The fact that Bracewell’s story is woven around the true story told in the Anglo-Saxon Chronicles is even more amazing. This is the first in a trilogy about Emma and I look forward to reading more. Check out my friend Nicole’s great review of this book.
“Mrs. Poe” by Lynn Cullen
I’ve wanted to read this book since it was published in the fall. I finally put it on my “reserve” list at my library. When I started this book, I could not stop. I’ll post an extensive review of this book later this week. It is dark. It is engrossing. It is a dive into madness. Very fitting for the story of Poe.
“13 Little Blue Envelopes” by Maureen Johnson (Little Blue Envelope #1)
This was my pleasant surprise this month. I needed an audio book for a road trip and grabbed this one from my library. I’d enjoyed Maureen’s “The Name of the Star.” While this book isn’t as strong as TNotS, it was the message of the book I enjoyed the most. I’ll post a complete review in the next couple of weeks.
“The Reincarnationist” by M.J. Rose
Color me intrigued by the concept of this book. A man, as a result of an injury, begins to have flashes or “lurches” of the past. Not just any past, but the past of a Roman priest in 391 AD. A mixture of Dan Brown meets New Age, Rose uses a cast of seemingly disparate characters to weave the story of an ancient treasure, rumored to help you see your past lives, brought to light during a modern archeology dig. Josh, the hero of the piece, is reeling from the past life lurches he’s experiencing and the feeling that he somehow needs to use that knowledge to right a wrong. He, along with others, is racing to uncover the secrets of the ancient treasure. Josh’s goal is to keep it out of the wrong hands.

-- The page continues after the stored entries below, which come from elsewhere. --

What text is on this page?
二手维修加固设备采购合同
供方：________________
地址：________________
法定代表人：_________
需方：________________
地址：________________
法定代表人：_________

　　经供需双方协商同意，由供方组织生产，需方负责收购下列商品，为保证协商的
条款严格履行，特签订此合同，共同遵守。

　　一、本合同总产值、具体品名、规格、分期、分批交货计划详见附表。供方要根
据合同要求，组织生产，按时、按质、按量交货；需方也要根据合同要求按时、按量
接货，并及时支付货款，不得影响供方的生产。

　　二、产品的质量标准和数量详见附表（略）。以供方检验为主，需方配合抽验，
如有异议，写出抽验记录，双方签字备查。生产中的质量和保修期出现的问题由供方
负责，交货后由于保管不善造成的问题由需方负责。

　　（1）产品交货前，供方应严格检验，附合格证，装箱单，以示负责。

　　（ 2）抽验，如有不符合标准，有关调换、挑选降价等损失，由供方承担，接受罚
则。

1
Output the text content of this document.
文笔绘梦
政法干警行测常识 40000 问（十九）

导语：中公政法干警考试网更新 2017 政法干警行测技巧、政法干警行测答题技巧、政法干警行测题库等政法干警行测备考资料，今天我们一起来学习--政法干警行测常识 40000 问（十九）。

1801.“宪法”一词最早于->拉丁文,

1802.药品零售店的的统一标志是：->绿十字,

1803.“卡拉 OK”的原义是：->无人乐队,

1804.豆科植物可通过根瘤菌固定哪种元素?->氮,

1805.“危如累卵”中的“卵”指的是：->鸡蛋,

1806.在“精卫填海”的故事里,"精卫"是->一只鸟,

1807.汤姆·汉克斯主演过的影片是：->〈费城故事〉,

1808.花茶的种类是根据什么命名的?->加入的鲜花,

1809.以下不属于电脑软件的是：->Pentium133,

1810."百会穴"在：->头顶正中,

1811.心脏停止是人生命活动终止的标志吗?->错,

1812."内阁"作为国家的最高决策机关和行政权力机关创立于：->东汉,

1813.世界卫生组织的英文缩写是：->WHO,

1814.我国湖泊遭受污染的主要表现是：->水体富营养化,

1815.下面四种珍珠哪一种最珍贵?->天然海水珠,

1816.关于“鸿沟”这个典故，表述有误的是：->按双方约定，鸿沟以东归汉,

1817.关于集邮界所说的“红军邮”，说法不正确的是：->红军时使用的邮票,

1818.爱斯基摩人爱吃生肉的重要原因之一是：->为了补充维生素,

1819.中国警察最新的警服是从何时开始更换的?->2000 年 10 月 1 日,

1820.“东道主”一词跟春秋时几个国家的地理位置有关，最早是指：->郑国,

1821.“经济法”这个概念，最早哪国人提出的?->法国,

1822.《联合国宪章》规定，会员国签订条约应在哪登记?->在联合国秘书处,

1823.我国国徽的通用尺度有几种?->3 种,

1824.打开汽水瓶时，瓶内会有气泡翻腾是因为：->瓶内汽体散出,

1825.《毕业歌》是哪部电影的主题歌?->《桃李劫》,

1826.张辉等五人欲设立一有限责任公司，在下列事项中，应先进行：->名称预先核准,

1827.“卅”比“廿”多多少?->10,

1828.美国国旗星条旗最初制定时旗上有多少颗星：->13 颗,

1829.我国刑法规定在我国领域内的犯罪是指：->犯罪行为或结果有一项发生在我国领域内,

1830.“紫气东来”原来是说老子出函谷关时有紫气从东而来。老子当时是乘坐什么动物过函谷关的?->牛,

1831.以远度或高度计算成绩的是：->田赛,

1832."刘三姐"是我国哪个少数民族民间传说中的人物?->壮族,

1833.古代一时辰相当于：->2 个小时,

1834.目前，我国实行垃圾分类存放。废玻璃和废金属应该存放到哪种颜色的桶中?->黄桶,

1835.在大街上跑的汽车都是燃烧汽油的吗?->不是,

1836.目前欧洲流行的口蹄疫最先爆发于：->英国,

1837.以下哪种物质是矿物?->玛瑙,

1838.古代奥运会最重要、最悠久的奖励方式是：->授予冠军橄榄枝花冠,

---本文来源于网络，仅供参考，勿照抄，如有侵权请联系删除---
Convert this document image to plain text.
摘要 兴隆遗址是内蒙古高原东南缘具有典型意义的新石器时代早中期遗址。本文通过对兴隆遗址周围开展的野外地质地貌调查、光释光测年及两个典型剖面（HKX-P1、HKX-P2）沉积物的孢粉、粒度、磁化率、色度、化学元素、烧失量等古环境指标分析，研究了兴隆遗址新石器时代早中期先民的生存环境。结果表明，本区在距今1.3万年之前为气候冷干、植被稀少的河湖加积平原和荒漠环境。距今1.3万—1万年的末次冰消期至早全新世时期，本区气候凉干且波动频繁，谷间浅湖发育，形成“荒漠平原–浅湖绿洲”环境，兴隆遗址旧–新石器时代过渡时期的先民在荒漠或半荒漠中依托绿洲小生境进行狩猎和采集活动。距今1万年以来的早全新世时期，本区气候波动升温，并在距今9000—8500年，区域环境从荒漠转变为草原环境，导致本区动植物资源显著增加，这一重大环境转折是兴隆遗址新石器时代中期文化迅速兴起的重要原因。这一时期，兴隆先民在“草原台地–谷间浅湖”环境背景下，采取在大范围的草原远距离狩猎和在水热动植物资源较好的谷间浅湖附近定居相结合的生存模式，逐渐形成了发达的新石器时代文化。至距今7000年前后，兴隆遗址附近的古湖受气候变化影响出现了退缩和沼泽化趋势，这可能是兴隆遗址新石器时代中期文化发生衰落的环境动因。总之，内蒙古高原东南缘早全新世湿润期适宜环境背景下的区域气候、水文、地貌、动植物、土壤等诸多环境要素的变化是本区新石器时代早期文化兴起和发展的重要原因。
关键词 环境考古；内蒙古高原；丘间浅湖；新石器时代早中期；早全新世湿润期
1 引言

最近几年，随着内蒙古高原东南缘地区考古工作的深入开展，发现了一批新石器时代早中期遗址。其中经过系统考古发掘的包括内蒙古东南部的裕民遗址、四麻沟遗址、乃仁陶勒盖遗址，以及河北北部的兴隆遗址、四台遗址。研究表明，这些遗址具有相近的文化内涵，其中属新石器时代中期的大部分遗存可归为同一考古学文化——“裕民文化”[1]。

This book goes beyond just a dual time period novel. There are several time periods and because people in the current day story are lurching back and forth, there are moments when it can be a challenge to keep track of where you are. The ending left me feeling a little unsure of exactly what happened.
“The Emotion Thesaurus: A Writer’s Guide to Character Expression” by Angela Ackerman and Becca Puglisi and “The Negative Trait Thesaurus: A Writer’s Guide to Character Flaws” by Angela Ackerman and Becca Puglisi
These books were on my Christmas list and I’m so glad I got them. I didn’t think they were really going to be a “read” and more of a reference book. However, I sat down with them to get to know them, so I would know when I needed them. So glad I did. They offer great advice on getting to know your characters and what makes them different. I loved the emotion book, but the negative trait book had some great tools in the appendix. I’m already using the character pyramid to better dive into my main character’s, and supporting character’s, motivations, goals, flaws and virtues.